For RV rentals, the tire date code is more important than tread depth because RV tires often age out before they wear out — particularly on rigs that sit for months between rentals.
How to read the date code
Look at the tire sidewall for “DOT” followed by characters. The last 4 digits are the date code:
Example: DOT XXXXXXXX 4019
- 40 = manufactured in the 40th week (October)
- 19 = manufactured in 2019
If you see fewer digits or different format, the tire is older than 2000 (the year the format changed). Get rid of it.
The 6-year rule
The RV industry generally retires tires at 6 years of age regardless of tread depth. RVs sit for months between trips, and the rubber compound deteriorates from UV exposure, ozone, and time.
Tires manufactured in 2018 or earlier should not be on a 2026 rental. If you find them, ask for replacement before driving.
Why tire failures are dangerous in RVs
RV tires carry more weight than passenger car tires:
- Sustained 60+ mph highway speeds
- Heat from heavy loads
- Sustained mountain grades stress the casing
- Curb hits and sidewall damage compound
A blowout on a 30-foot Class C at 65 mph can cause loss of control. RV tire failures are a leading cause of rental accidents.
What to inspect at pickup
- Date code on every tire (4-digit numbers, none older than 2020 for 2026 rentals)
- Tread depth (above 4/32” — penny test minimum)
- Sidewall condition — no cracks, no bubbles, no abrasions
- Pressure matches spec (chassis sticker)
- Tire size matches what’s listed on the door jamb
What to do if tires fail inspection
- Ask for replacement before driving.
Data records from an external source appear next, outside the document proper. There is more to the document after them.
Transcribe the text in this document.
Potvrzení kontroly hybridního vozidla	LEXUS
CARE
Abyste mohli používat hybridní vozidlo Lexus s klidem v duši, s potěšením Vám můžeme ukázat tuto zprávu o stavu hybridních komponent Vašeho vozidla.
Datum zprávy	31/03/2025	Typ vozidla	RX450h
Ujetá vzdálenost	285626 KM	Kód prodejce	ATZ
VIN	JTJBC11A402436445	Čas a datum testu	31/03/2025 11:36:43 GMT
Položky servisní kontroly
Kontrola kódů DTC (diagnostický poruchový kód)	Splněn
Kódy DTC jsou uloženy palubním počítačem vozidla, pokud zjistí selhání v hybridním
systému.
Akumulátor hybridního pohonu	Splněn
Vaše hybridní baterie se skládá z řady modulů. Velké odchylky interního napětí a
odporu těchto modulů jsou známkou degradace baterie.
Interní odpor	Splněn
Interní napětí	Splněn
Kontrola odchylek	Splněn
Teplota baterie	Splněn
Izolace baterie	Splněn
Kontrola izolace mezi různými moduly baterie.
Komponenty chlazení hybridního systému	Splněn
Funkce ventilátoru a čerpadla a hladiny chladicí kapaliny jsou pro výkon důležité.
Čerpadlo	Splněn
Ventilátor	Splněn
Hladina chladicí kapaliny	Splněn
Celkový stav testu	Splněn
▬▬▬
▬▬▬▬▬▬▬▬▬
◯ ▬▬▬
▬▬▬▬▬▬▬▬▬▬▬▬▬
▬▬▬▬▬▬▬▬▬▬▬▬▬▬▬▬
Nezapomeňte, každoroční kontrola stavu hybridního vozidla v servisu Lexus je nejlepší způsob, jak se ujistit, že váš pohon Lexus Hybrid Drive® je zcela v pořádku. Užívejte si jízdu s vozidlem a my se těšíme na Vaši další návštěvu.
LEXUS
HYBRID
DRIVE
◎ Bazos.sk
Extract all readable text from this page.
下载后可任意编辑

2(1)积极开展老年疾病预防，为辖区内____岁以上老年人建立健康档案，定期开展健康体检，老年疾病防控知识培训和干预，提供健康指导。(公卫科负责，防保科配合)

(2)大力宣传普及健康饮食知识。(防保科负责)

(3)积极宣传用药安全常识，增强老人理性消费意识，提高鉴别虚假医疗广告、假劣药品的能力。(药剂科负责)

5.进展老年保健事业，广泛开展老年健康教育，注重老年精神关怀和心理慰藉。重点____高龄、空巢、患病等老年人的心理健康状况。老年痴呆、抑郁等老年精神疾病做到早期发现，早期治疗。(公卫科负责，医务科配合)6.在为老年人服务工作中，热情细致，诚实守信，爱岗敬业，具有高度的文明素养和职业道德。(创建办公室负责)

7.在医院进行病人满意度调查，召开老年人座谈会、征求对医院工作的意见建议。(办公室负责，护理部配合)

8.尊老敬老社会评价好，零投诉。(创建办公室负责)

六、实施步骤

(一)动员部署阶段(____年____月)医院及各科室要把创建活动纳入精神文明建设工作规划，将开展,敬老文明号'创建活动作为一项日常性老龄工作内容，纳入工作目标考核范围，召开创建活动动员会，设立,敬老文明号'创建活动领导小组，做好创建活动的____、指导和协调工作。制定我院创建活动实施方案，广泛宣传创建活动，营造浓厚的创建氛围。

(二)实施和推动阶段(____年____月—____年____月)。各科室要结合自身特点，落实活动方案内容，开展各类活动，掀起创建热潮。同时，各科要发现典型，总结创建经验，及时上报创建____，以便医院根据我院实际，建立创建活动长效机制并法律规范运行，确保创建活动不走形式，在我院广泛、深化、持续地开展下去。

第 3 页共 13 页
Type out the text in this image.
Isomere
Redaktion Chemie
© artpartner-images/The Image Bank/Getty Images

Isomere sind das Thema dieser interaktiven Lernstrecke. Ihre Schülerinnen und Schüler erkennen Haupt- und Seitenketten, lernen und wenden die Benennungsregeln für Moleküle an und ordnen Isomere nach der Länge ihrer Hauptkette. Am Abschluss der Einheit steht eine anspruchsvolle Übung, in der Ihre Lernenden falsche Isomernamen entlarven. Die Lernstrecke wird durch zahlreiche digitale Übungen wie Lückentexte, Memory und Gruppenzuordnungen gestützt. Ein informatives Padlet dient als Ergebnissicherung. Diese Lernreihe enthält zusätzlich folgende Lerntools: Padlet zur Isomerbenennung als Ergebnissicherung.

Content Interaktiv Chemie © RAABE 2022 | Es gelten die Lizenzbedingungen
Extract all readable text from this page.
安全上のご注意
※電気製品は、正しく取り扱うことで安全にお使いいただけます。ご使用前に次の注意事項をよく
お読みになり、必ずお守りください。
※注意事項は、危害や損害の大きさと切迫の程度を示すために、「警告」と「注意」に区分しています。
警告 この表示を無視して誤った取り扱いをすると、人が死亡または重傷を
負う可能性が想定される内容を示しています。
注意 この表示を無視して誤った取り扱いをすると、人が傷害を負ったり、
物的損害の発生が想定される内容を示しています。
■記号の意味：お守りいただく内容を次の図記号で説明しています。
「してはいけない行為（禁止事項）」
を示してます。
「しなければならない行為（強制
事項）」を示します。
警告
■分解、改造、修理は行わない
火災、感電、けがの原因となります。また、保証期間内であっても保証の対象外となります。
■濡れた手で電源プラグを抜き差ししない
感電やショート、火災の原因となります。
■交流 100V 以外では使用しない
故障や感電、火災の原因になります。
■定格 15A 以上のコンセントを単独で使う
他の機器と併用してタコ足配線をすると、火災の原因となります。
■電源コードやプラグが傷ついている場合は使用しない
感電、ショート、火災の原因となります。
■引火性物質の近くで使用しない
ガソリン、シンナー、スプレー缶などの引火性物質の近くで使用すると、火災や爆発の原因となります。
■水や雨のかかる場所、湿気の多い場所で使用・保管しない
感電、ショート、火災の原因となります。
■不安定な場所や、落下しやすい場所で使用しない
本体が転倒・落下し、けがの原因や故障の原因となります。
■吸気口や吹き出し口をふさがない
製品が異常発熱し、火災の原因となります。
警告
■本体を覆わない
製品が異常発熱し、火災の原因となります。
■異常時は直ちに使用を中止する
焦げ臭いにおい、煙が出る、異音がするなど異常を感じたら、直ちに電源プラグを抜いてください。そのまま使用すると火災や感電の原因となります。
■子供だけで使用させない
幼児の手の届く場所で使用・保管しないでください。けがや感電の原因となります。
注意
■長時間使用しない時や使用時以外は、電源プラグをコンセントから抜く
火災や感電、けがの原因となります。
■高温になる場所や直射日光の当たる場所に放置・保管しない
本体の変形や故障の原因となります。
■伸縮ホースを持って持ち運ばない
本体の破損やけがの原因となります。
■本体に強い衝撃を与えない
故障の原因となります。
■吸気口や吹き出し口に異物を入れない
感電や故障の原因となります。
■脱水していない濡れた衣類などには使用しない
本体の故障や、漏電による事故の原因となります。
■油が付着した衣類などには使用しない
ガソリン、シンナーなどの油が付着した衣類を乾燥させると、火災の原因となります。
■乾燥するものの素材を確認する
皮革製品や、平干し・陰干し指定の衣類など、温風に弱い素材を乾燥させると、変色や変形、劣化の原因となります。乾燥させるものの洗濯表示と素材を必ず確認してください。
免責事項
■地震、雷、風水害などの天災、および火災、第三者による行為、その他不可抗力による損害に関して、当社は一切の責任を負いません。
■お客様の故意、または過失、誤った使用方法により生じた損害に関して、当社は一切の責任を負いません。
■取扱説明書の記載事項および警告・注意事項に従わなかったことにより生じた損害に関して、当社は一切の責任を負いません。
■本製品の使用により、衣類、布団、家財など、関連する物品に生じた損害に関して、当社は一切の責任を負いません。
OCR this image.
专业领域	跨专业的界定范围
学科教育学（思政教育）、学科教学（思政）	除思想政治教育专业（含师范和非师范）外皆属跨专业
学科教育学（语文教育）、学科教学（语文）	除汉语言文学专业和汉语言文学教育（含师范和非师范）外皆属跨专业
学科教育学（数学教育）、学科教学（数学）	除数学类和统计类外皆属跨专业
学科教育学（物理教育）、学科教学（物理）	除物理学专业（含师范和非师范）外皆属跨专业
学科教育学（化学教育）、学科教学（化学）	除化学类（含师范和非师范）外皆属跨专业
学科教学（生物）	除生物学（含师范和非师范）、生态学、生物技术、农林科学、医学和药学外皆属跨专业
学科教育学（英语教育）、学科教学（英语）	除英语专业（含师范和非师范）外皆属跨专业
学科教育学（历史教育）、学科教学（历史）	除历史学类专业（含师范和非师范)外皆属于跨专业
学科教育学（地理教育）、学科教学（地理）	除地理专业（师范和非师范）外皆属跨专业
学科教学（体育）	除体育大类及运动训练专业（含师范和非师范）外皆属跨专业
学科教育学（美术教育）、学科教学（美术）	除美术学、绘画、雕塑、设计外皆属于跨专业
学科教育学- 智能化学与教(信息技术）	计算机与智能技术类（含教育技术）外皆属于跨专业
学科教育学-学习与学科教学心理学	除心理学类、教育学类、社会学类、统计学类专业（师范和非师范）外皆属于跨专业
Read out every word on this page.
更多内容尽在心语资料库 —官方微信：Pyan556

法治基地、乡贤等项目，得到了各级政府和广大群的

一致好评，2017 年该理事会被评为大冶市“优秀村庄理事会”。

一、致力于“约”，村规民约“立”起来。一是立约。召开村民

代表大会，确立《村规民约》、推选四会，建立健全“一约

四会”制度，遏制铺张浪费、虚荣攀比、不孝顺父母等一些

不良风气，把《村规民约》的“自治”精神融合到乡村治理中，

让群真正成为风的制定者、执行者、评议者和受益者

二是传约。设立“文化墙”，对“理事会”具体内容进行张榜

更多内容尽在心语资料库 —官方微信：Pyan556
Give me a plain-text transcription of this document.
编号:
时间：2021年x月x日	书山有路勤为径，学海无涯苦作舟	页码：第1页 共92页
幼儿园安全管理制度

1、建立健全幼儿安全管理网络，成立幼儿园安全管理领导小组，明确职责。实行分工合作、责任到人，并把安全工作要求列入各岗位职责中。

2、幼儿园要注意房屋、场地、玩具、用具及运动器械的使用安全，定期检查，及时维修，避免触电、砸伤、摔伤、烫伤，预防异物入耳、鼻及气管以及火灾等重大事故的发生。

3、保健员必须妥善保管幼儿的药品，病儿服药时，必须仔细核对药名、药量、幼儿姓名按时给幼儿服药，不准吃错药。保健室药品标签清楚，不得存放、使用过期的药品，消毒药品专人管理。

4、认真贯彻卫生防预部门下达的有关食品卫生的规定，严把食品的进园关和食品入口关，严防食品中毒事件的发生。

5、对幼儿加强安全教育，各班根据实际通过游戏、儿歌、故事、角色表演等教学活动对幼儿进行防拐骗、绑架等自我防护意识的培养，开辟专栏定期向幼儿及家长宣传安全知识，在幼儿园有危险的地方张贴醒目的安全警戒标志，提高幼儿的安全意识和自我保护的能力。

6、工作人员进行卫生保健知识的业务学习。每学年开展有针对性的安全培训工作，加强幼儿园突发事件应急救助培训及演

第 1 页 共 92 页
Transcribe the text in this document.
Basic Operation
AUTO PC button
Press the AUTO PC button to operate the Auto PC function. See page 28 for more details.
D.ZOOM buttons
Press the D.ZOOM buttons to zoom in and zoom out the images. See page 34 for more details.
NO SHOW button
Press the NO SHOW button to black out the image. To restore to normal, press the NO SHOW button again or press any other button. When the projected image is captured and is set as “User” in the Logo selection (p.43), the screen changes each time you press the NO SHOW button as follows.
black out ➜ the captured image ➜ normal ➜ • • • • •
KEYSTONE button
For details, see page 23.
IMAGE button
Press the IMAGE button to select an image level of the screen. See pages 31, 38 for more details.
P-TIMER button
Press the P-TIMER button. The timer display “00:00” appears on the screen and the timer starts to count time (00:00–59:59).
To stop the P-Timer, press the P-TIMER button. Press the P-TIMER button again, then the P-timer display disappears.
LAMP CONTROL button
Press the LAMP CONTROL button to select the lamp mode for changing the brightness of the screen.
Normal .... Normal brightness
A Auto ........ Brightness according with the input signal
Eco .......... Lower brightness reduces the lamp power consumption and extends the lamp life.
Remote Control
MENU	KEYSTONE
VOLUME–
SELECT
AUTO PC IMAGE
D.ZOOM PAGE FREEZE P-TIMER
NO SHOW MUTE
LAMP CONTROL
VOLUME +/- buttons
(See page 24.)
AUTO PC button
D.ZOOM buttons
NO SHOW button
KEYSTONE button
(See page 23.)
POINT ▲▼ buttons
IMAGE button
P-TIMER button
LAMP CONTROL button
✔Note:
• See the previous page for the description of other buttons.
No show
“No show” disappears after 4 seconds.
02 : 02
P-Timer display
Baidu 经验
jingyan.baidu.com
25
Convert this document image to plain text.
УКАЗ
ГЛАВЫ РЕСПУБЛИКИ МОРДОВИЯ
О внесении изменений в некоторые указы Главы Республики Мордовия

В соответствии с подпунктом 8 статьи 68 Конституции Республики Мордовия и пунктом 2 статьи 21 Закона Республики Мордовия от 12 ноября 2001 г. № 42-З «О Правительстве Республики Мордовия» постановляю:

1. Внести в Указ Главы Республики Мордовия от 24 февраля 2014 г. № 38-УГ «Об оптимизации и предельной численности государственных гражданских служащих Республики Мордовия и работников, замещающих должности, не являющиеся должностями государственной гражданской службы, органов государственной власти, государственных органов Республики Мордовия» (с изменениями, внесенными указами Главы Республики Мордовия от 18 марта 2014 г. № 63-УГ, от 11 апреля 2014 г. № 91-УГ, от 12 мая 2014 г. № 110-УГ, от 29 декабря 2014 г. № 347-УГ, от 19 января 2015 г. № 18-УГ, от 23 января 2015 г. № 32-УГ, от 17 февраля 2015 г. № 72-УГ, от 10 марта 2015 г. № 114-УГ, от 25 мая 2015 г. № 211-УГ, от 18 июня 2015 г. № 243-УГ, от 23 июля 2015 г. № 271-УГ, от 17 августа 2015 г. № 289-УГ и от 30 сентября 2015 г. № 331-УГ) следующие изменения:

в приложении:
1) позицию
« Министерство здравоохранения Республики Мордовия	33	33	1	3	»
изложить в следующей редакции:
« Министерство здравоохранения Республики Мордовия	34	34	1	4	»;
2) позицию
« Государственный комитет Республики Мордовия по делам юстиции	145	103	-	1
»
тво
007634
Reputable companies fix this on the spot.
- Refuse the rental if they won’t replace marginal tires.
- Document with photos and email correspondence — if you’re forced to drive on bad tires and have a blowout, you have evidence.
Tire warranty during a rental
If a tire fails during a rental:
- Most rental contracts cover tire failure if you weren’t at fault
- Roadside assistance handles tire replacement
- You’re responsible if the failure was from misuse (running over road debris, hitting a curb)
- Premium damage waiver often covers tire incidents fully
Read your specific contract. Tire coverage varies.